Und was ist mit all den tollen Arbeitsbedingungen? Bequeme Büros, Home Office, Remote Work, Arbeiten ohne Kleiderordnung und Zwänge? All das, was wir tun, damit sich Mitarbeiter wohlfühlen? Ich fürchte, das ist nur Folklore, ein extrinsischer Wettlauf um Äußerlichkeiten. Denn Sinn für Höchstleistung hat nichts mit Wohlfühlen, sondern mit der Selbstverpflichtung des einzelnen auf ein höheres Ziel zu tun. In Los Alamos gab es keine Chillecken, Play Station, Massagen oder Home Office. Nur die Idee, verbissen an einer Lösung zu arbeiten, mir der sich der Krieg beenden ließ, und diese schneller zu finden als alle anderen.
Ich schließe mit dem eindrücklichen Zitat von Ulf Christiansen:
Ich dachte immer ganz lange, dass Spaß an der Arbeit etwas mit Unternehmenskultur, Feelgood Manager etc. zu tun hat, aber für mich ist Spaß an der Arbeit tatsächlich, wenn man gemeinsam im Team etwas schafft, was einen Mehrwert schafft und einen Sinn hat.

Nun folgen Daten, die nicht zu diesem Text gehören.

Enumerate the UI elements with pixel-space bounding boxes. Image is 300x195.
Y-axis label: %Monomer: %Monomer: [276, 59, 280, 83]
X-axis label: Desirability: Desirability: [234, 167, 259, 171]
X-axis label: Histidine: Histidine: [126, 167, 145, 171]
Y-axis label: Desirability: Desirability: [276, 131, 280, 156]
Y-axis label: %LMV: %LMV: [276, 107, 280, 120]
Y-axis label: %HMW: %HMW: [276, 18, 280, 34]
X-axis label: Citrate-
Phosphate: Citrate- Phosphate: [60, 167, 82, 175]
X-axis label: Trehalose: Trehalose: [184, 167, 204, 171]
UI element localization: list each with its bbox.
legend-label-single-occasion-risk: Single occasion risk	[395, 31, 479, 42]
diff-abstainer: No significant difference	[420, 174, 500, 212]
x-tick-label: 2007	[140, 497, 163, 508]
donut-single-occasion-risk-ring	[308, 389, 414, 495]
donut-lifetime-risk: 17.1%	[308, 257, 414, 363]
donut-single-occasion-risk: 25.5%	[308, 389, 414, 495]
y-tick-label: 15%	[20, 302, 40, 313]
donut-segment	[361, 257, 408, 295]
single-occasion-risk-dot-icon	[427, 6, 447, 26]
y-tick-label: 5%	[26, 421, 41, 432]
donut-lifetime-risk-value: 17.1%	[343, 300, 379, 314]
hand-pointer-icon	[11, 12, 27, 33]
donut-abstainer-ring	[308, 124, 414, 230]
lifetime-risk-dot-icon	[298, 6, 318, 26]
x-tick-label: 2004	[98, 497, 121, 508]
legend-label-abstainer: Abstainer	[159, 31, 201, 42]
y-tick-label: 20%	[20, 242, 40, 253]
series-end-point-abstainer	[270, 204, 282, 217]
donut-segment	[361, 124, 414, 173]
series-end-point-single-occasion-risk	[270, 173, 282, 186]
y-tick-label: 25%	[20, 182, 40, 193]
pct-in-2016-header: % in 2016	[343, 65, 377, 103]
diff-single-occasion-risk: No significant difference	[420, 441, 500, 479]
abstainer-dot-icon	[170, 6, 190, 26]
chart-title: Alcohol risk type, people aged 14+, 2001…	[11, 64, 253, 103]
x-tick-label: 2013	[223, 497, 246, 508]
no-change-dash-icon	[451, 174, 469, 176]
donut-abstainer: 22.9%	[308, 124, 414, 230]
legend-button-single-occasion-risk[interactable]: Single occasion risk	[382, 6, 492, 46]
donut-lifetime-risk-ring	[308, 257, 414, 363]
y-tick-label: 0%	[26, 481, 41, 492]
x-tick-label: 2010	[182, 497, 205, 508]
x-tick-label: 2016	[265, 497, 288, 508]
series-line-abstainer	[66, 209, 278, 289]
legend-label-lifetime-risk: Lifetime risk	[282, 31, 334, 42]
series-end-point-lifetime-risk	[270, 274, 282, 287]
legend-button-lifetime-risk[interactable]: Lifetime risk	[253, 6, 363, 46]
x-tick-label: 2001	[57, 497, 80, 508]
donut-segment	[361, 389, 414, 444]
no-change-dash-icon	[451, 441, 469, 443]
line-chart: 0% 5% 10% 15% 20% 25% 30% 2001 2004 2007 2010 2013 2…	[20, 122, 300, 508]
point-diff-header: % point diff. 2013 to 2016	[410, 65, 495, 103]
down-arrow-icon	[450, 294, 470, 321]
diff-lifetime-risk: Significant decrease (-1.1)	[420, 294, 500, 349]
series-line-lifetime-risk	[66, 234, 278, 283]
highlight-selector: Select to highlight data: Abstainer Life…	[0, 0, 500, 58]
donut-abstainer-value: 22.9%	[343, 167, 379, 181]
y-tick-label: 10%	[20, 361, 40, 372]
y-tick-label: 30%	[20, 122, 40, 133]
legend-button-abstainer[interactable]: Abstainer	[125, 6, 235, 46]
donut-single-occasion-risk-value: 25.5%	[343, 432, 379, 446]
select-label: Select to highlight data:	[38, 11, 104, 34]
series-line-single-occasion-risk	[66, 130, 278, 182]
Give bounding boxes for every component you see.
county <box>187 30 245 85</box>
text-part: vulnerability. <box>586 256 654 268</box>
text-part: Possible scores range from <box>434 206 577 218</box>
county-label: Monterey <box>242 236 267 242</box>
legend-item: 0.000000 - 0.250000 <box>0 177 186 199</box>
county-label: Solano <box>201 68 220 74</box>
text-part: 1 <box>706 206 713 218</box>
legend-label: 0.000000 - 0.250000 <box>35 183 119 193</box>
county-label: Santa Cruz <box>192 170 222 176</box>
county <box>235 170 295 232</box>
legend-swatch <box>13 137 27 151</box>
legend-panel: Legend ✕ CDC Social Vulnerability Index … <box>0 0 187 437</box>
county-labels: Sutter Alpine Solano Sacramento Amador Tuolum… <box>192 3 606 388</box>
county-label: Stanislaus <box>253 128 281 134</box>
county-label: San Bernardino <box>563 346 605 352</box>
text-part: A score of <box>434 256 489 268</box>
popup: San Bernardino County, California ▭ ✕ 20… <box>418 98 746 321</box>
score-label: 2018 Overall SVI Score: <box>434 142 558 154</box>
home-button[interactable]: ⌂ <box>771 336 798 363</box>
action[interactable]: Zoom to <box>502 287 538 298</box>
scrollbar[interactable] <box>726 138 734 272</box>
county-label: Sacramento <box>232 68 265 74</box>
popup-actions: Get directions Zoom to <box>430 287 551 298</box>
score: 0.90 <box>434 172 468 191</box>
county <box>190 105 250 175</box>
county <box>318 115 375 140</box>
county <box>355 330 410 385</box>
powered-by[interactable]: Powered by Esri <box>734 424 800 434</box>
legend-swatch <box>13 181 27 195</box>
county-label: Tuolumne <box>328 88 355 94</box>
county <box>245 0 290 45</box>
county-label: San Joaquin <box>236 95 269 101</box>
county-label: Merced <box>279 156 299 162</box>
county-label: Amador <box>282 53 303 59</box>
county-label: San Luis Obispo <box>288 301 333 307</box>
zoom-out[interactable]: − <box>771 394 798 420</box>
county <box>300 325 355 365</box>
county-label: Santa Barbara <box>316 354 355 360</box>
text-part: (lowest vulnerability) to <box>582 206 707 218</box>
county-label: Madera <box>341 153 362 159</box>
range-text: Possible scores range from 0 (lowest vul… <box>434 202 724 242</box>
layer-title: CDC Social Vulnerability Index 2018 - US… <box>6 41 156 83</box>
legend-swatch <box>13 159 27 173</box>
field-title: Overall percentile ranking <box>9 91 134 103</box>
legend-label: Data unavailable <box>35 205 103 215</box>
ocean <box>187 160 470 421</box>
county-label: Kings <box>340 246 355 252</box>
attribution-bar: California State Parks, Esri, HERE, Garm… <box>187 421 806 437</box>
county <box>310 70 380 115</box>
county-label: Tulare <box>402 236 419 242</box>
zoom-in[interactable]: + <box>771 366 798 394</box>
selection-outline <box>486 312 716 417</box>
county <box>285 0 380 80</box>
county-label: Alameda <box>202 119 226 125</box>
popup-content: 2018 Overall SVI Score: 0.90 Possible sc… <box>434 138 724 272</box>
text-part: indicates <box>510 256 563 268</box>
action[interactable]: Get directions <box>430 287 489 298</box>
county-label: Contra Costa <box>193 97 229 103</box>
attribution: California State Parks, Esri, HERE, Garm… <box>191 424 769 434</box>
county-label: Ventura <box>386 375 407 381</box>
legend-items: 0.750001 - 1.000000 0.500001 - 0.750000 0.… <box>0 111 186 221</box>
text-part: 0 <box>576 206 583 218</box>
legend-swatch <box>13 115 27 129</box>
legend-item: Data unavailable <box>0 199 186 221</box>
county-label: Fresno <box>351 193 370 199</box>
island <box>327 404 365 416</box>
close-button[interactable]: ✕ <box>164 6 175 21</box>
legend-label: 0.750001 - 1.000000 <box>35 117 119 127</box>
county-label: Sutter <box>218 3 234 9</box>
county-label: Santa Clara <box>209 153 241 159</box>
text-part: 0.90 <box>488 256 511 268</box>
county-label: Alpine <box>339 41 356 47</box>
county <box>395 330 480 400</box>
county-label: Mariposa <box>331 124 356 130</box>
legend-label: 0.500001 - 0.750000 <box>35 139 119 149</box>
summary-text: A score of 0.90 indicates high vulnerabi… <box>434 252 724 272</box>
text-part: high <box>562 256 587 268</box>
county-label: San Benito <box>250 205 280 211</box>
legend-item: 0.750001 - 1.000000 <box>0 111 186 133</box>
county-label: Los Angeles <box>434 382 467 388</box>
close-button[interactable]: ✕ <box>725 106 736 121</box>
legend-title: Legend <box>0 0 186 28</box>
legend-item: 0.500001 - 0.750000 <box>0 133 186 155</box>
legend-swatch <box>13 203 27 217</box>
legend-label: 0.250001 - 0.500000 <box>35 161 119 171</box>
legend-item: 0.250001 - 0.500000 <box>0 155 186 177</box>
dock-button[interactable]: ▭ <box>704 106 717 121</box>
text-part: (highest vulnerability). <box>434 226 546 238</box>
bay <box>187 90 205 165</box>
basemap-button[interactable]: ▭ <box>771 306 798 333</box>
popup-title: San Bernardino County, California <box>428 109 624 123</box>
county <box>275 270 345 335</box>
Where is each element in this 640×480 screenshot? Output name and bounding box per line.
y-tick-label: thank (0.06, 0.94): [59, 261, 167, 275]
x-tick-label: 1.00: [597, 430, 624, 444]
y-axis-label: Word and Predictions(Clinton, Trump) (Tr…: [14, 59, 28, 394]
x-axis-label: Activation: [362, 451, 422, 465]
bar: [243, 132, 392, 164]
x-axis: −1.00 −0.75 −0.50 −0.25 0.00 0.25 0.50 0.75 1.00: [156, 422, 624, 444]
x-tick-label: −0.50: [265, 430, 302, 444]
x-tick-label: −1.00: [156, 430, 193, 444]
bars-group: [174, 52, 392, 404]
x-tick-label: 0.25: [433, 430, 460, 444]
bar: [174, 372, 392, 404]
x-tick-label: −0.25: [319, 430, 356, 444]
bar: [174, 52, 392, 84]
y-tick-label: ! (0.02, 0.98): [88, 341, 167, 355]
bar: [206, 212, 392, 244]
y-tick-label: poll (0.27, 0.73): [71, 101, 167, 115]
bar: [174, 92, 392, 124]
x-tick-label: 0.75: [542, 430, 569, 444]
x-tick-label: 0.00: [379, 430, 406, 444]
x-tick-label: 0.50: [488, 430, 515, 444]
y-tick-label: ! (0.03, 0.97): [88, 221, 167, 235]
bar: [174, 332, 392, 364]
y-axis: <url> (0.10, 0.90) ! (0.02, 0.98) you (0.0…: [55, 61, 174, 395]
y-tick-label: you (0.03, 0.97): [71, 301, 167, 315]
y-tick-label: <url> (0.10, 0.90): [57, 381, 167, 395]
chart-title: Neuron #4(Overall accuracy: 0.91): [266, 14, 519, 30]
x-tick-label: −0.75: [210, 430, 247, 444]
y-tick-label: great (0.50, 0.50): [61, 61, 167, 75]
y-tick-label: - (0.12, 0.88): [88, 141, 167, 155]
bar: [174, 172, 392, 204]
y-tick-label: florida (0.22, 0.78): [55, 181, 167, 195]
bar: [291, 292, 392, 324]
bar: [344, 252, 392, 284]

Damit entpuppt sich New Work bei gutmütiger Interpretation als Lean plus ganz viel Folklore. Und während sich irgendwann herausstellen mag, dass es Bielefeld doch gibt, wird das bei New Work mit Sicherheit nicht geschehen und es wird eine blasse Erinnerung auf dem Friedhof vergessener Modewellen bleiben.